Another test followed the use of Novec 612, the gas was distributed through a conventional gas treatment unit (seven input lines) located in the furnace. This method requires a higher concentration of Novec than a fine distribution. Negative effects are strong corrosion fatigue. Conclusion: It is not recommended to dispense gases under confinement conditions using conventional gas treatment equipment.

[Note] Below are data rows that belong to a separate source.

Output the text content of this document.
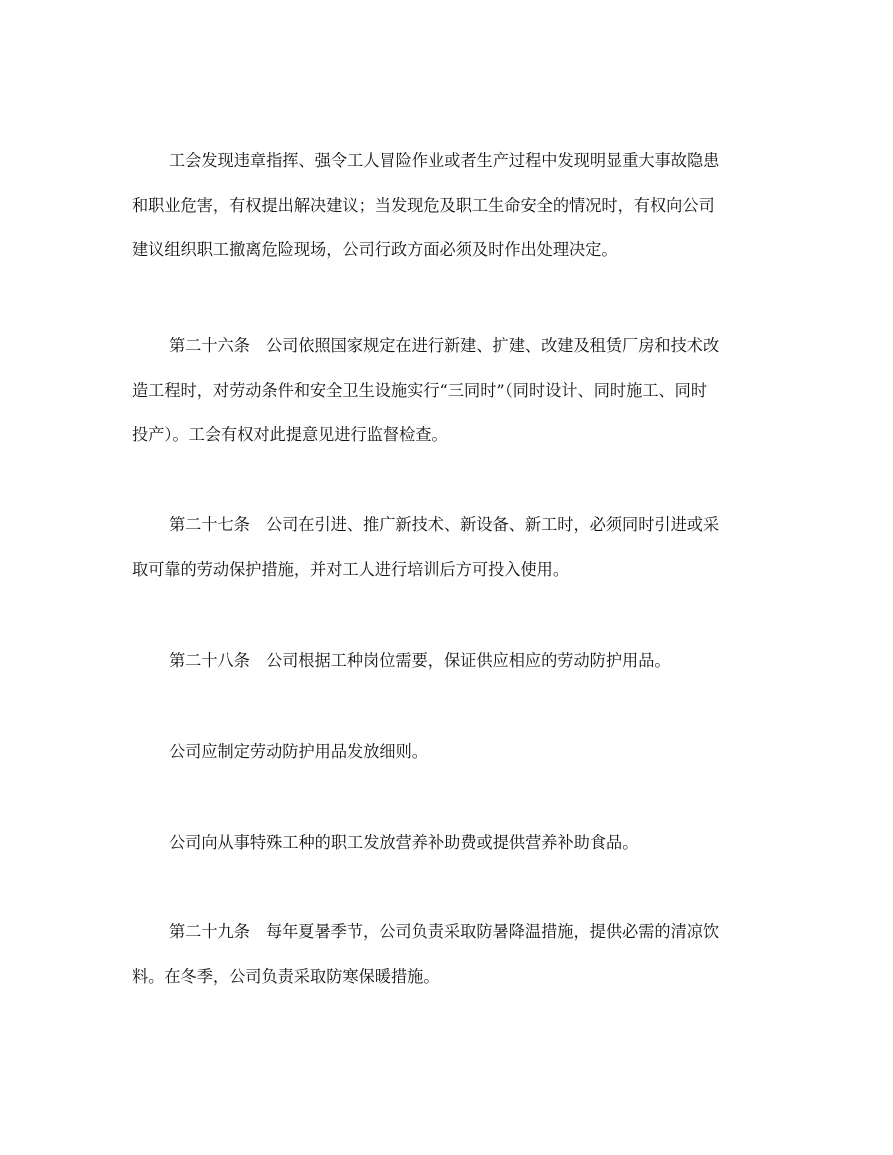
工会发现违章指挥、强令工人冒险作业或者生产过程中发现明显重大事故隐患
和职业危害，有权提出解决建议；当发现危及职工生命安全的情况时，有权向公司
建议组织职工撤离危险现场，公司行政方面必须及时作出处理决定。
第二十六条 公司依照国家规定在进行新建、扩建、改建及租赁厂房和技术改
造工程时，对劳动条件和安全卫生设施实行“三同时”（同时设计、同时施工、同时
投产）。工会有权对此提意见进行监督检查。
第二十七条 公司在引进、推广新技术、新设备、新工时，必须同时引进或采
取可靠的劳动保护措施，并对工人进行培训后方可投入使用。
第二十八条 公司根据工种岗位需要，保证供应相应的劳动防护用品。
公司应制定劳动防护用品发放细则。
公司向从事特殊工种的职工发放营养补助费或提供营养补助食品。
第二十九条 每年夏暑季节，公司负责采取防暑降温措施，提供必需的清凉饮
料。在冬季，公司负责采取防寒保暖措施。
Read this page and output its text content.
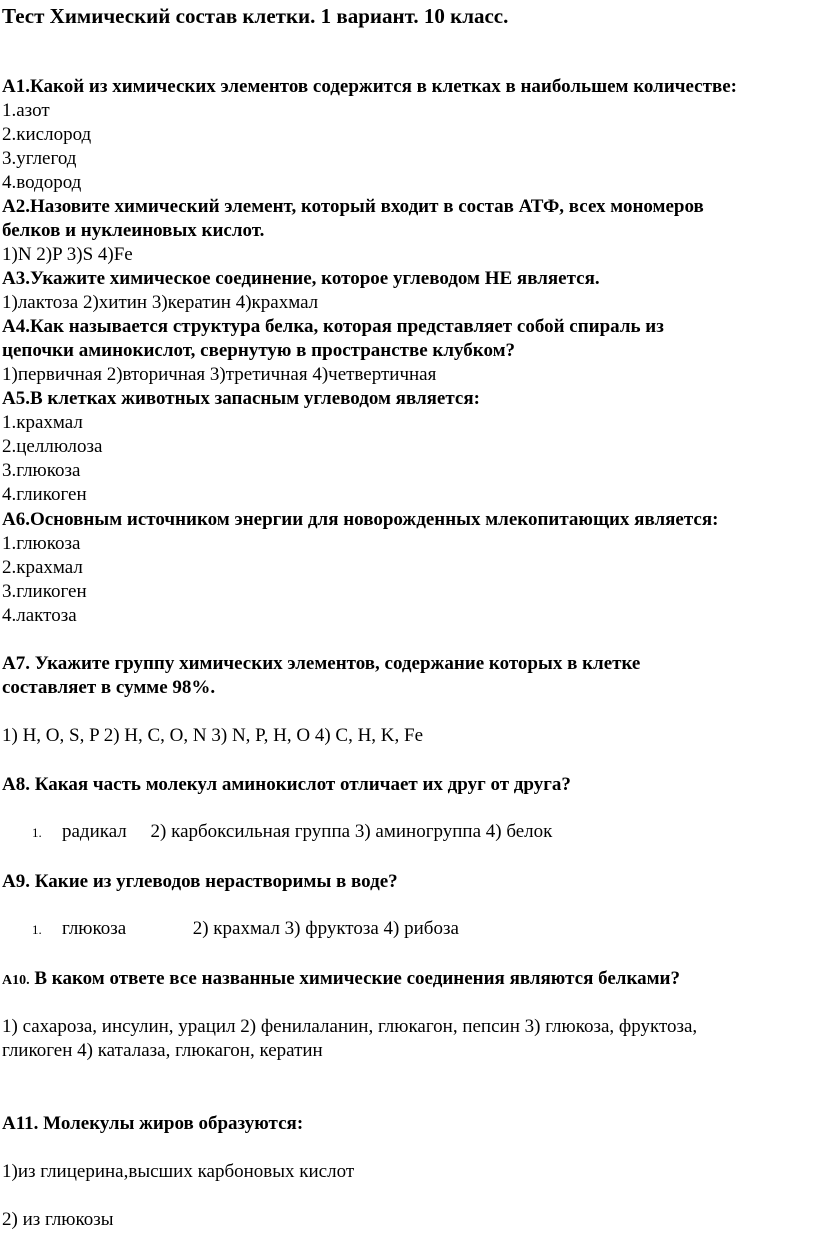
Тест Химический состав клетки. 1 вариант. 10 класс.
А1.Какой из химических элементов содержится в клетках в наибольшем количестве:
1.азот
2.кислород
3.углегод
4.водород
А2.Назовите химический элемент, который входит в состав АТФ, всех мономеров
белков и нуклеиновых кислот.
1)N 2)P 3)S 4)Fe
А3.Укажите химическое соединение, которое углеводом НЕ является.
1)лактоза 2)хитин 3)кератин 4)крахмал
А4.Как называется структура белка, которая представляет собой спираль из
цепочки аминокислот, свернутую в пространстве клубком?
1)первичная 2)вторичная 3)третичная 4)четвертичная
А5.В клетках животных запасным углеводом является:
1.крахмал
2.целлюлоза
3.глюкоза
4.гликоген
А6.Основным источником энергии для новорожденных млекопитающих является:
1.глюкоза
2.крахмал
3.гликоген
4.лактоза
А7. Укажите группу химических элементов, содержание которых в клетке
составляет в сумме 98%.
1) H, O, S, P 2) H, C, O, N 3) N, P, H, O 4) C, H, K, Fe
А8. Какая часть молекул аминокислот отличает их друг от друга?
1. радикал     2) карбоксильная группа 3) аминогруппа 4) белок
А9. Какие из углеводов нерастворимы в воде?
1. глюкоза              2) крахмал 3) фруктоза 4) рибоза
А10. В каком ответе все названные химические соединения являются белками?
1) сахароза, инсулин, урацил 2) фенилаланин, глюкагон, пепсин 3) глюкоза, фруктоза,
гликоген 4) каталаза, глюкагон, кератин
А11. Молекулы жиров образуются:
1)из глицерина,высших карбоновых кислот
2) из глюкозы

The high activity of Novec molecules in the melt makes people very concerned about the safety of the working environment when the machine fails. By using Novec 612, the fluorine atoms contained in the exhaust gas stream combined with the shielding gas are greatly reduced by 54%. This perception has led to a significant reduction in the dangerous potential of globalization in the magnesium casting process.

The highly active chemical advantage is reflected in the formation of mud. The schematic of Figure 1 can be taken as an illustration. As shown in the figure, the oxide particles formed on the surface sink to the bottom of the crucible and are subsequently deposited. This principle is supported by the ratio of the density of magnesium to magnesium oxide. When the magnesium oxide particles formed on the surface exceed the ultimate mass, the buoyancy is insufficient to keep the particles on the surface. The surface of the bath using the Novec 612 for gas treatment is significantly better, with the result that a smaller amount of oxide settles from the surface of the bath to the bottom of the crucible.